Education Minister, Prof Jane Naana Opoku Agyemang has called on medical schools in the country to find innovative ways of admitting, training and certifying medical doctors in the country.
According to her, the number of students who qualify but do not get admission into the various schools of medical sciences to be trained as doctors in the country is heartbreaking.
Prof. Jane Nana Opoku Agyemang, who was speaking at the 47 th congregation and 2 nd induction ceremony of the School of Medical Sciences at the University of Cape Coast, expressed her unhappiness about the doctor –patient ratio in the country.
“I would call on all medical schools in the country to think of innovative ways of admission of training and of certifying our doctors. We need more doctors than we have now. What is happening is not tenable. Clearly, the numbers are still too low. The heart breaking part is that we have enough students who qualify and who can be very good doctors. We need to reach out a little bit more by doing things differently,” she intimated.
Prof. Naana Opoku Agyemang appealed to Schools of Medical Sciences across the country to look around for solutions to the challenge by engaging private hospitals in the country.
“I really want to make a passionate appeal to my own College of Physicians and Surgeons and the Ghana Dental and Medical Council to look again at the possibility of incorporating a number of the private hospitals during the clinicals of these students. This will highly impact the number of students that are admitted into the Medical Schools.”
The Vice Chancellor of the University of Cape Coast, Prof. Domwine Dabire Kuupole in his address revealed that the university was planning to open more clinical sites across the country to enable the school of Allied Sciences expand its intake of students to study medicine to improve the doctor-patient ratio.

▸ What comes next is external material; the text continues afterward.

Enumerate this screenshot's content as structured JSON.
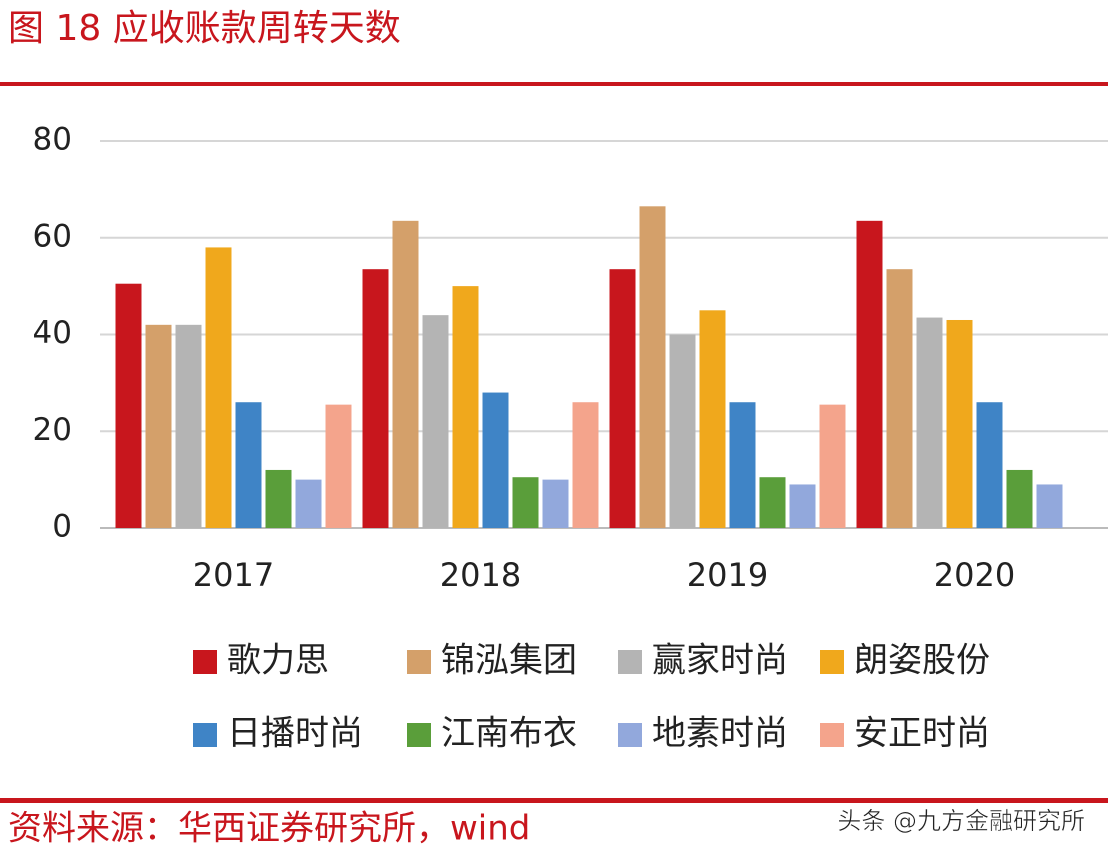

“We have initiated a lot of plans of to help admit more students. We are really concerned about the situation. The University gives the best of training to students to ensure that they come out as the best doctors the country has ever produced. The mode of the curriculum delivery of the Bachelor of Medicine and the Bachelor of Surgery of the school makes it possible for students to be engaged in problem-made learning techniques in which they develop problem solving and critical thinking skills. The adoption of the community based experience in the curriculum of the school is helping the students to develop the needed exposure that helps the students to develop research skills to offer services to people in the rural areas”, he explained.
The Vice Chancellor also intimated that the University of Cape Coast has since the 1 st of August, 2014 adopted the collegiate system with the purpose of sharing resources and devolving some areas of administration to allow effectiveness and efficiencies in the delivery of services to the public.
The University graduated 46 doctors to commence their housemanship training at the Cape Coast Teaching Hospital. In attendance were the Chancellor of the University of Cape Coast, Dr. Sir Sam Jonah and the Chairman of the Ghana Medical and Dental Council, Dr. K. O. Adadey.